Microsoft on Tuesday released an upgraded version of its small language model, Phi-3, that can handle many tasks that were previously thought to require larger models. "Phi-3 is not just slightly cheaper, it's significantly cheaper; we're talking about a 10x cost difference compared to other models of similar capabilities," said Sébastien Bubeck, vice president of GenAI research at Microsoft.
The company said SLM is designed to perform simpler tasks, making it easier to use for companies with limited resources.
The company said Phi-3-mini will be immediately available on Azure, Microsoft's cloud service platform, a catalog of artificial intelligence models, Hugging Face, a platform for machine learning models, and Ollama, a framework for running models on local machines.
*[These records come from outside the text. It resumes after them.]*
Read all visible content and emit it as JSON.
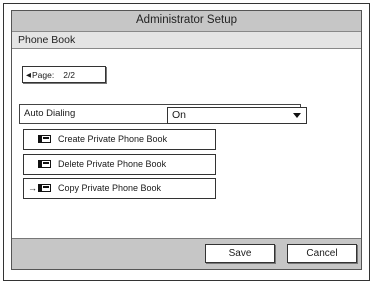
{
  "window": {
    "title": "Administrator Setup"
  },
  "header": {
    "section": "Phone Book"
  },
  "pager": {
    "label": "Page:",
    "value": "2/2"
  },
  "auto_dialing": {
    "label": "Auto Dialing",
    "value": "On"
  },
  "actions": [
    {
      "label": "Create Private Phone Book",
      "icon": "phonebook-icon"
    },
    {
      "label": "Delete Private Phone Book",
      "icon": "phonebook-icon"
    },
    {
      "label": "Copy Private Phone Book",
      "icon": "copy-phonebook-icon"
    }
  ],
  "footer": {
    "save_label": "Save",
    "cancel_label": "Cancel"
  }
}
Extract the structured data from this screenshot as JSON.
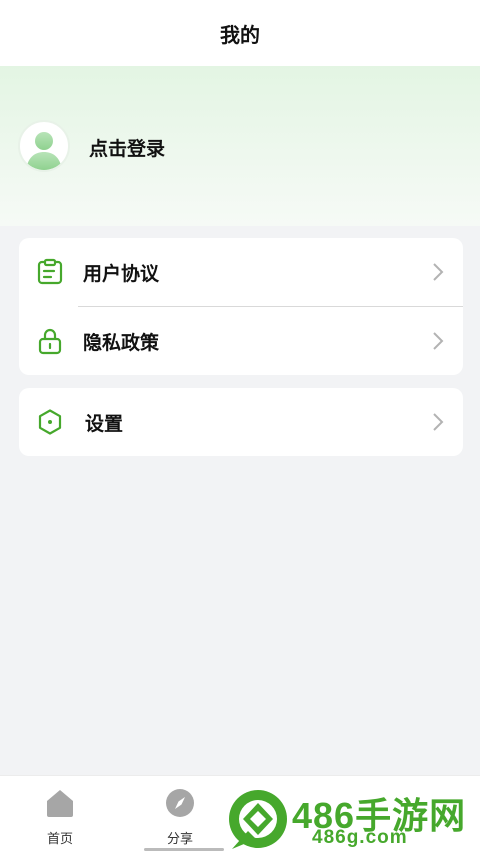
{
  "header": {
    "title": "我的"
  },
  "profile": {
    "login_text": "点击登录"
  },
  "menu_group_1": {
    "items": [
      {
        "label": "用户协议",
        "icon": "clipboard-icon"
      },
      {
        "label": "隐私政策",
        "icon": "lock-icon"
      }
    ]
  },
  "menu_group_2": {
    "items": [
      {
        "label": "设置",
        "icon": "settings-hexagon-icon"
      }
    ]
  },
  "tabbar": {
    "tabs": [
      {
        "label": "首页",
        "icon": "home-icon"
      },
      {
        "label": "分享",
        "icon": "compass-icon"
      }
    ]
  },
  "watermark": {
    "text": "486手游网",
    "url": "486g.com"
  },
  "colors": {
    "accent": "#46a82c",
    "background": "#f2f3f5",
    "profile_bg": "#e3f5e3"
  }
}
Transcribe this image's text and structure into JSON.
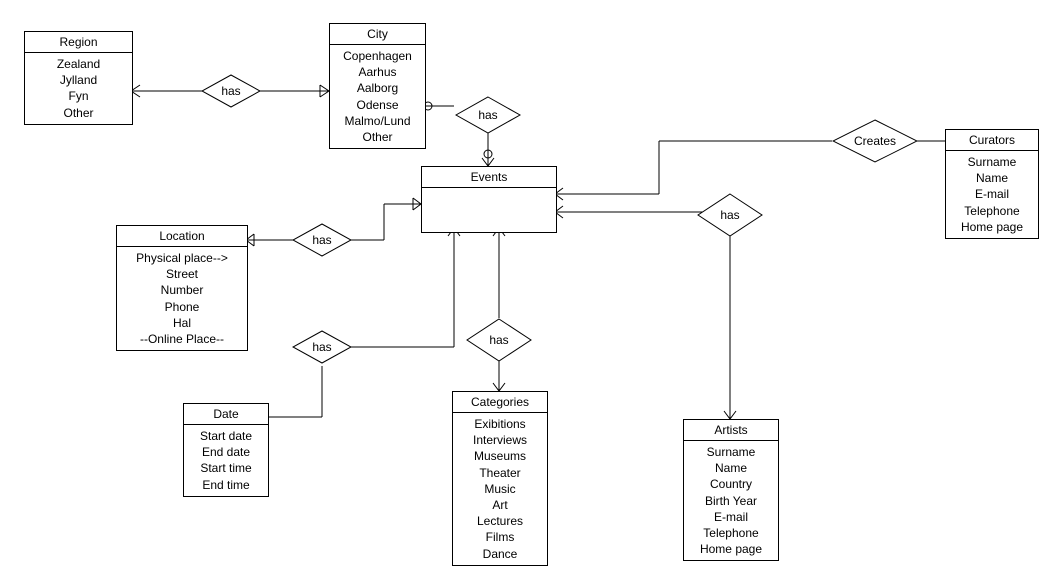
{
  "entities": {
    "region": {
      "title": "Region",
      "attrs": [
        "Zealand",
        "Jylland",
        "Fyn",
        "Other"
      ]
    },
    "city": {
      "title": "City",
      "attrs": [
        "Copenhagen",
        "Aarhus",
        "Aalborg",
        "Odense",
        "Malmo/Lund",
        "Other"
      ]
    },
    "events": {
      "title": "Events",
      "attrs": []
    },
    "location": {
      "title": "Location",
      "attrs": [
        "Physical place-->",
        "Street",
        "Number",
        "Phone",
        "Hal",
        "--Online Place--"
      ]
    },
    "date": {
      "title": "Date",
      "attrs": [
        "Start date",
        "End date",
        "Start time",
        "End time"
      ]
    },
    "categories": {
      "title": "Categories",
      "attrs": [
        "Exibitions",
        "Interviews",
        "Museums",
        "Theater",
        "Music",
        "Art",
        "Lectures",
        "Films",
        "Dance"
      ]
    },
    "artists": {
      "title": "Artists",
      "attrs": [
        "Surname",
        "Name",
        "Country",
        "Birth Year",
        "E-mail",
        "Telephone",
        "Home page"
      ]
    },
    "curators": {
      "title": "Curators",
      "attrs": [
        "Surname",
        "Name",
        "E-mail",
        "Telephone",
        "Home page"
      ]
    }
  },
  "relationships": {
    "region_city": "has",
    "city_events": "has",
    "location_events": "has",
    "date_events": "has",
    "categories_events": "has",
    "artists_events": "has",
    "curators_events": "Creates"
  }
}
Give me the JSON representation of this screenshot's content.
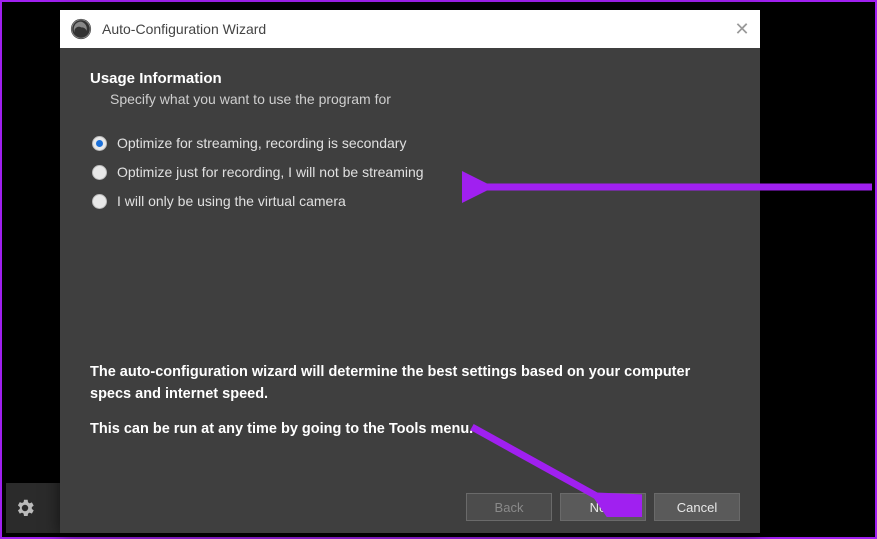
{
  "titlebar": {
    "title": "Auto-Configuration Wizard"
  },
  "section": {
    "heading": "Usage Information",
    "subheading": "Specify what you want to use the program for"
  },
  "options": [
    {
      "label": "Optimize for streaming, recording is secondary",
      "selected": true
    },
    {
      "label": "Optimize just for recording, I will not be streaming",
      "selected": false
    },
    {
      "label": "I will only be using the virtual camera",
      "selected": false
    }
  ],
  "note": {
    "line1": "The auto-configuration wizard will determine the best settings based on your computer specs and internet speed.",
    "line2": "This can be run at any time by going to the Tools menu."
  },
  "buttons": {
    "back": "Back",
    "next": "Next",
    "cancel": "Cancel"
  },
  "colors": {
    "accent": "#a020f0",
    "radio_selected": "#1a6fd8",
    "dialog_bg": "#3f3f3f"
  }
}
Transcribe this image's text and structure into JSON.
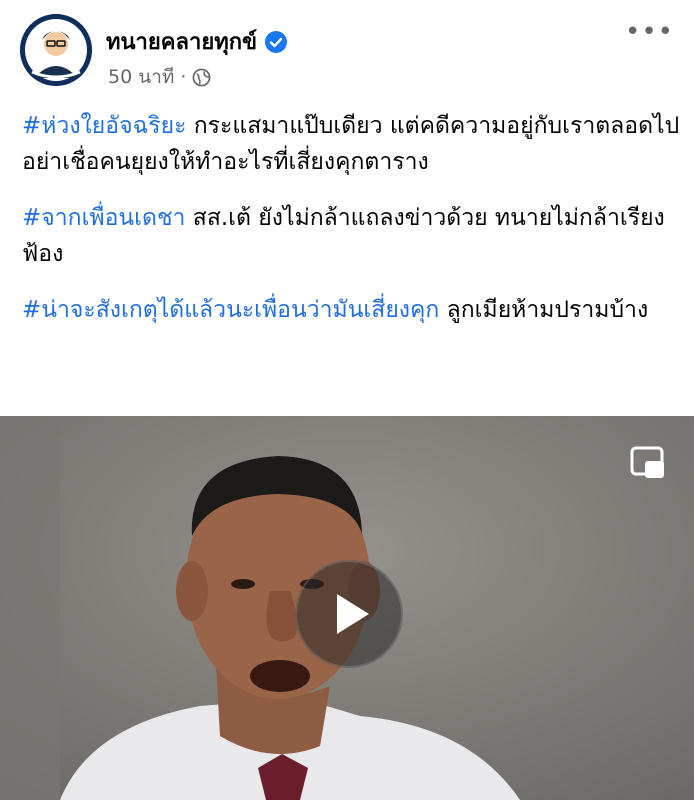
{
  "post": {
    "page_name": "ทนายคลายทุกข์",
    "time": "50 นาที",
    "separator": "·",
    "more": "•••",
    "paragraphs": [
      {
        "tag": "#ห่วงใยอัจฉริยะ",
        "text": " กระแสมาแป๊บเดียว แต่คดีความอยู่กับเราตลอดไป อย่าเชื่อคนยุยงให้ทำอะไรที่เสี่ยงคุกตาราง"
      },
      {
        "tag": "#จากเพื่อนเดชา",
        "text": " สส.เต้ ยังไม่กล้าแถลงข่าวด้วย ทนายไม่กล้าเรียงฟ้อง"
      },
      {
        "tag": "#น่าจะสังเกตุได้แล้วนะเพื่อนว่ามันเสี่ยงคุก",
        "text": " ลูกเมียห้ามปรามบ้าง"
      }
    ]
  },
  "colors": {
    "hashtag": "#216fdb",
    "verified": "#1877f2",
    "meta": "#65676b"
  },
  "icons": [
    "verified-badge-icon",
    "globe-icon",
    "more-options-icon",
    "picture-in-picture-icon",
    "play-icon"
  ]
}
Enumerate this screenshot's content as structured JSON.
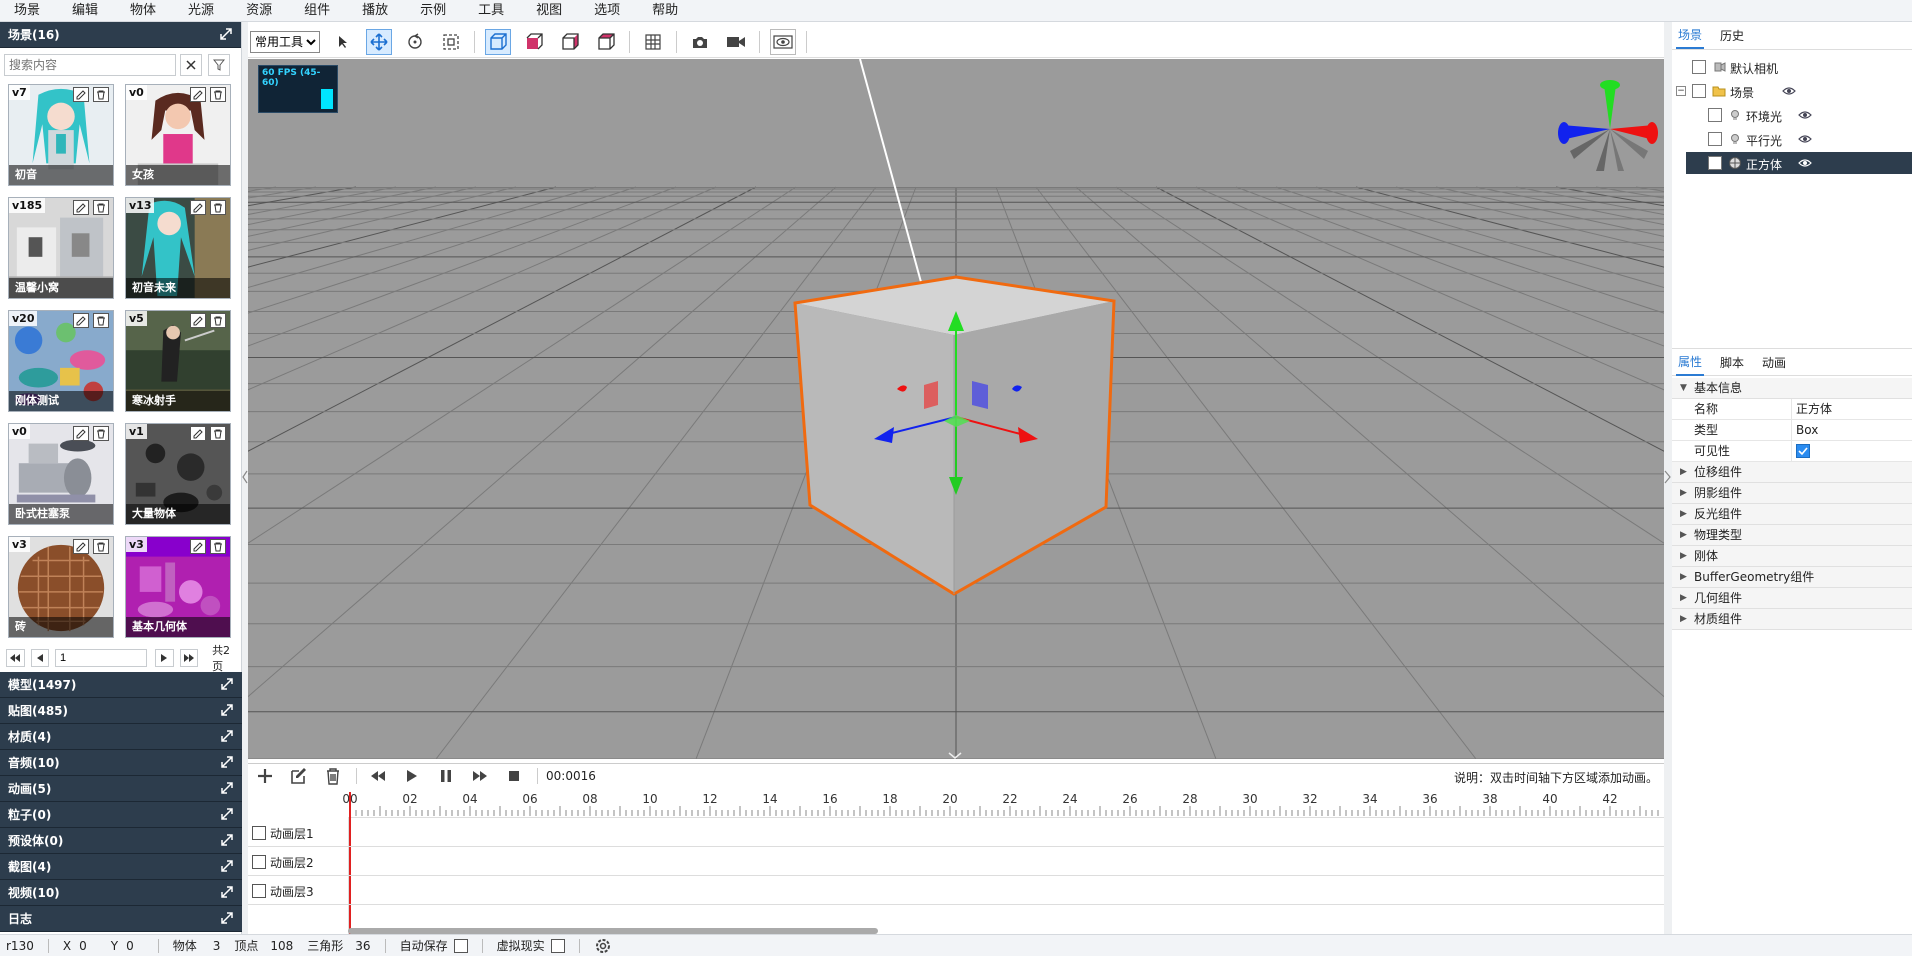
{
  "menu": [
    "场景",
    "编辑",
    "物体",
    "光源",
    "资源",
    "组件",
    "播放",
    "示例",
    "工具",
    "视图",
    "选项",
    "帮助"
  ],
  "left": {
    "scene_header": "场景(16)",
    "search_placeholder": "搜索内容",
    "scenes": [
      {
        "ver": "v7",
        "name": "初音",
        "thumb": "teal-figure"
      },
      {
        "ver": "v0",
        "name": "女孩",
        "thumb": "girl-figure"
      },
      {
        "ver": "v185",
        "name": "温馨小窝",
        "thumb": "room"
      },
      {
        "ver": "v13",
        "name": "初音未来",
        "thumb": "teal-figure-2"
      },
      {
        "ver": "v20",
        "name": "刚体测试",
        "thumb": "rigid-bodies"
      },
      {
        "ver": "v5",
        "name": "寒冰射手",
        "thumb": "archer"
      },
      {
        "ver": "v0",
        "name": "卧式柱塞泵",
        "thumb": "pump"
      },
      {
        "ver": "v1",
        "name": "大量物体",
        "thumb": "many-objects"
      },
      {
        "ver": "v3",
        "name": "砖",
        "thumb": "brick-sphere"
      },
      {
        "ver": "v3",
        "name": "基本几何体",
        "thumb": "basic-geometry"
      }
    ],
    "pager": {
      "page": "1",
      "total": "共2页"
    },
    "sections": [
      "模型(1497)",
      "贴图(485)",
      "材质(4)",
      "音频(10)",
      "动画(5)",
      "粒子(0)",
      "预设体(0)",
      "截图(4)",
      "视频(10)",
      "日志"
    ]
  },
  "toolbar": {
    "tool_select": "常用工具",
    "tools": [
      "select-arrow-icon",
      "move-icon",
      "rotate-icon",
      "scale-icon",
      "box-front-icon",
      "box-top-icon",
      "box-side-icon",
      "box-corner-icon",
      "grid-icon",
      "camera-icon",
      "video-icon",
      "eye-icon"
    ]
  },
  "viewport": {
    "fps": "60 FPS (45-60)"
  },
  "timeline": {
    "time": "00:0016",
    "hint": "说明：双击时间轴下方区域添加动画。",
    "ticks": [
      "00",
      "02",
      "04",
      "06",
      "08",
      "10",
      "12",
      "14",
      "16",
      "18",
      "20",
      "22",
      "24",
      "26",
      "28",
      "30",
      "32",
      "34",
      "36",
      "38",
      "40",
      "42"
    ],
    "layers": [
      "动画层1",
      "动画层2",
      "动画层3"
    ]
  },
  "right": {
    "top_tabs": [
      "场景",
      "历史"
    ],
    "tree": [
      {
        "label": "默认相机",
        "indent": 0,
        "eye": false,
        "selected": false,
        "toggle": false,
        "icon": "camera"
      },
      {
        "label": "场景",
        "indent": 0,
        "eye": true,
        "selected": false,
        "toggle": true,
        "icon": "folder"
      },
      {
        "label": "环境光",
        "indent": 1,
        "eye": true,
        "selected": false,
        "toggle": false,
        "icon": "light"
      },
      {
        "label": "平行光",
        "indent": 1,
        "eye": true,
        "selected": false,
        "toggle": false,
        "icon": "light"
      },
      {
        "label": "正方体",
        "indent": 1,
        "eye": true,
        "selected": true,
        "toggle": false,
        "icon": "mesh"
      }
    ],
    "bottom_tabs": [
      "属性",
      "脚本",
      "动画"
    ],
    "basic_info": "基本信息",
    "props": [
      {
        "key": "名称",
        "value": "正方体"
      },
      {
        "key": "类型",
        "value": "Box"
      },
      {
        "key": "可见性",
        "value": ""
      }
    ],
    "groups": [
      "位移组件",
      "阴影组件",
      "反光组件",
      "物理类型",
      "刚体",
      "BufferGeometry组件",
      "几何组件",
      "材质组件"
    ]
  },
  "status": {
    "revision": "r130",
    "x_label": "X",
    "x_value": "0",
    "y_label": "Y",
    "y_value": "0",
    "objects_label": "物体",
    "objects_value": "3",
    "vertices_label": "顶点",
    "vertices_value": "108",
    "triangles_label": "三角形",
    "triangles_value": "36",
    "autosave_label": "自动保存",
    "vr_label": "虚拟现实"
  }
}
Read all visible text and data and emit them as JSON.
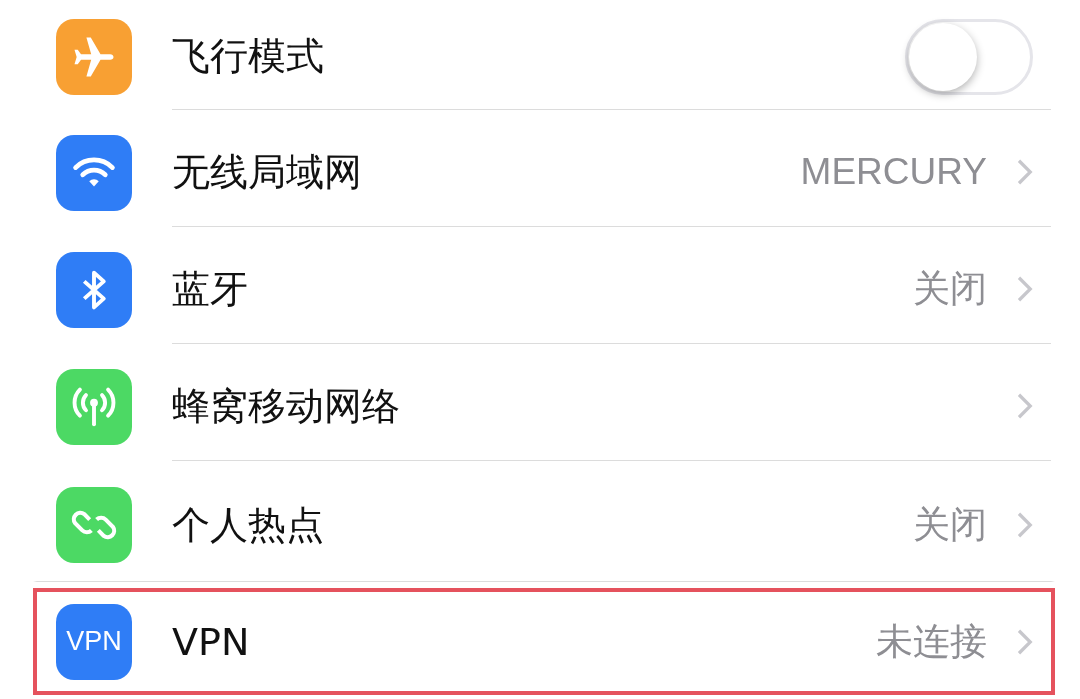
{
  "settings_rows": [
    {
      "kind": "toggle",
      "color": "#f8a033",
      "label": "飞行模式",
      "on": false,
      "highlighted": false
    },
    {
      "kind": "link",
      "color": "#2f7df6",
      "label": "无线局域网",
      "value": "MERCURY",
      "highlighted": false
    },
    {
      "kind": "link",
      "color": "#2f7df6",
      "label": "蓝牙",
      "value": "关闭",
      "highlighted": false
    },
    {
      "kind": "link",
      "color": "#4cd964",
      "label": "蜂窝移动网络",
      "highlighted": false
    },
    {
      "kind": "link",
      "color": "#4cd964",
      "label": "个人热点",
      "value": "关闭",
      "highlighted": false
    },
    {
      "kind": "link",
      "icon_text": "VPN",
      "color": "#2f7df6",
      "label": "VPN",
      "value": "未连接",
      "highlighted": true
    }
  ]
}
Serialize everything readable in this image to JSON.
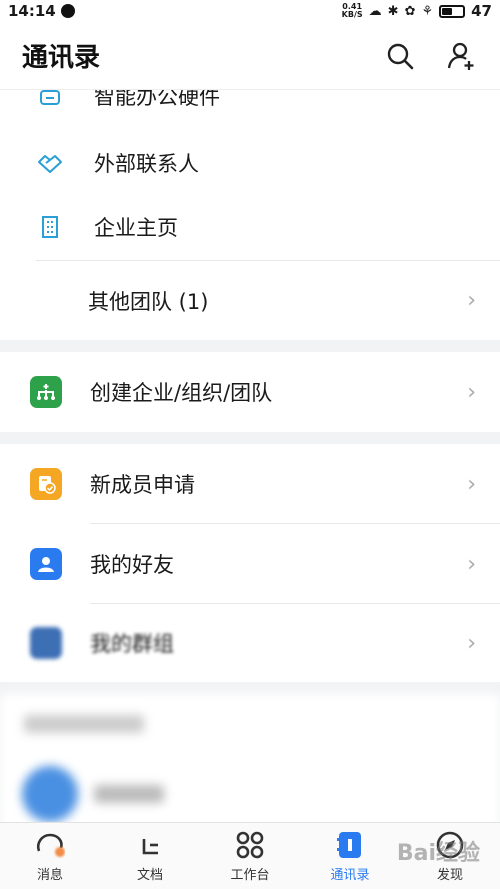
{
  "status_bar": {
    "time": "14:14",
    "net_speed_value": "0.41",
    "net_speed_unit": "KB/S",
    "battery_level": "47"
  },
  "header": {
    "title": "通讯录",
    "search_icon": "search-icon",
    "add_contact_icon": "add-contact-icon"
  },
  "sections": {
    "enterprise": {
      "items": [
        {
          "label": "智能办公硬件",
          "icon": "office-hardware-icon"
        },
        {
          "label": "外部联系人",
          "icon": "handshake-icon"
        },
        {
          "label": "企业主页",
          "icon": "building-icon"
        },
        {
          "label": "其他团队 (1)"
        }
      ]
    },
    "create": {
      "label": "创建企业/组织/团队",
      "icon": "org-tree-icon",
      "icon_color": "#2ea14b"
    },
    "personal": {
      "items": [
        {
          "label": "新成员申请",
          "icon": "member-request-icon",
          "icon_color": "#f5a623"
        },
        {
          "label": "我的好友",
          "icon": "friend-icon",
          "icon_color": "#2a7bf0"
        },
        {
          "label": "我的群组",
          "icon": "group-icon",
          "icon_color": "#3d6fb5"
        }
      ]
    }
  },
  "tabbar": {
    "tabs": [
      {
        "label": "消息",
        "icon": "message-icon"
      },
      {
        "label": "文档",
        "icon": "document-icon"
      },
      {
        "label": "工作台",
        "icon": "workbench-icon"
      },
      {
        "label": "通讯录",
        "icon": "contacts-icon",
        "active": true
      },
      {
        "label": "发现",
        "icon": "discover-icon"
      }
    ]
  },
  "colors": {
    "accent": "#2a7bf0",
    "icon_blue": "#2a9fd6"
  },
  "watermark": "Bai经验"
}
"The latest 'small language model' comes from Microsoft peru mobile database with Phi-3 Mini. This is a lightweight AI model that is part of its Small Language Model SLM family. It is the first of three SLMs that Microsoft plans to launch in the near future, the other two being Phi-3 Small and Phi-3 Medium. With a parameter capacity of 3.8 billion, Phi-3 Mini is designed to perform simpler tasks, making it more accessible and affordable for enterprises with limited resourcesompared to larger language models like GPT-4, Phi-3 Mini works on smaller datasets. It’s part of Microsoft’s broader plan to launch a series of SLMs tailored for simpler tasks, making them ideal for businesses with fewer resources. This approach promises to reduce costs and make models faster because they’re at the edge, and is expected to enable more enterprise and consumer use cases for generative AI. “Phi-3 enables developers to build generative AI applications at the edge with greater efficiency, lower latency, and lower cost. Microsoft has been developing a series of SLMs that offer many of the same capabilities as LLMs, but in a smaller size and trained on smaller amounts of data,” said Sebastien Bubeck, vice president of Microsoft GenAI. “We started experimenting with small language models a year ago to see how far we could go with just a billion parameters.”
Microsoft's competitors have their own small AI models, most of which are aimed at simpler tasks such as document summarization or coding assistance. Google's Gemma 2B and 7B are suitable for simple chatbots and language-related work.